Hole spin dephasing time associated to hyperfine interaction in quantum dots

TL;DR

This paper investigates the anisotropic dipole-dipole hyperfine interaction between hole spins and nuclei in quantum dots, revealing its significant role in hole spin dephasing and suggesting experimental ways to observe this interaction.

Contribution

It provides a theoretical analysis of the dipole-dipole hyperfine interaction for holes, showing it is comparable in strength to electron interactions and exploring its impact on spin dephasing.

Findings

Dipole-dipole hyperfine interaction is anisotropic for holes.

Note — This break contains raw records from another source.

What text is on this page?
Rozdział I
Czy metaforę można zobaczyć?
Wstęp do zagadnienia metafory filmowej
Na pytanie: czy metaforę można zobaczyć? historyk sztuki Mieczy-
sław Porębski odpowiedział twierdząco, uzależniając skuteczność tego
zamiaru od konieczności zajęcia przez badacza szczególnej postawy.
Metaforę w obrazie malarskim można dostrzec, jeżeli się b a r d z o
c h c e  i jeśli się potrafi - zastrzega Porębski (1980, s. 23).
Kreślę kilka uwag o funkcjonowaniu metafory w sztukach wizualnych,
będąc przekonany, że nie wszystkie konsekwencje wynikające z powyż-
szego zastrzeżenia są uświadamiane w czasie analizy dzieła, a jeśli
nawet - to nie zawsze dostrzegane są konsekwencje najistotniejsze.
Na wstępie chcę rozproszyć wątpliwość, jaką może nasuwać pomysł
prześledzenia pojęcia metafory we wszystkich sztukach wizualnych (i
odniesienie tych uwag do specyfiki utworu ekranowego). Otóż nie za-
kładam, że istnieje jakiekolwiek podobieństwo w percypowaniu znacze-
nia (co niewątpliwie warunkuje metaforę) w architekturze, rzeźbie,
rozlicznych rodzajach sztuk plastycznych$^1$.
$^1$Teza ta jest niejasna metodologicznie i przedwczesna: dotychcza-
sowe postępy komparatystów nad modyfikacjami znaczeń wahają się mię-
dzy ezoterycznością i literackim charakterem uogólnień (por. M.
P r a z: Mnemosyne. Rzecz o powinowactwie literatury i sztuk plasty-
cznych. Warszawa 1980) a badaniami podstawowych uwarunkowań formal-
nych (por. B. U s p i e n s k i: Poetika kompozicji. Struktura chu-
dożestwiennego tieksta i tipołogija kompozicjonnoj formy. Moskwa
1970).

Hole-nuclear coupling constants are an order of magnitude smaller than for electrons.

Theoretical study of hole spin dephasing via hyperfine interaction in quantum dots.

Abstract

The spin interaction of a hole confined in a quantum dot with the surrounding nuclei is described in terms of an effective magnetic field. We show that, in contrast to the Fermi contact hyperfine interaction for conduction electrons, the dipole-dipole hyperfine interaction is anisotropic for a hole, for both pure or mixed hole states. We evaluate the coupling constants of the hole-nuclear interaction and demonstrate that they are only one order of magnitude smaller than the coupling constants of the electron-nuclear interaction. We also study, theoretically, the hole spin dephasing of an ensemble of quantum dots via the hyperfine interaction in the framework of frozen fluctuations of the nuclear field, in absence or in presence of an applied magnetic field. We also discuss experiments which could evidence the dipole-dipole hyperfine interaction and give information on hole mixing.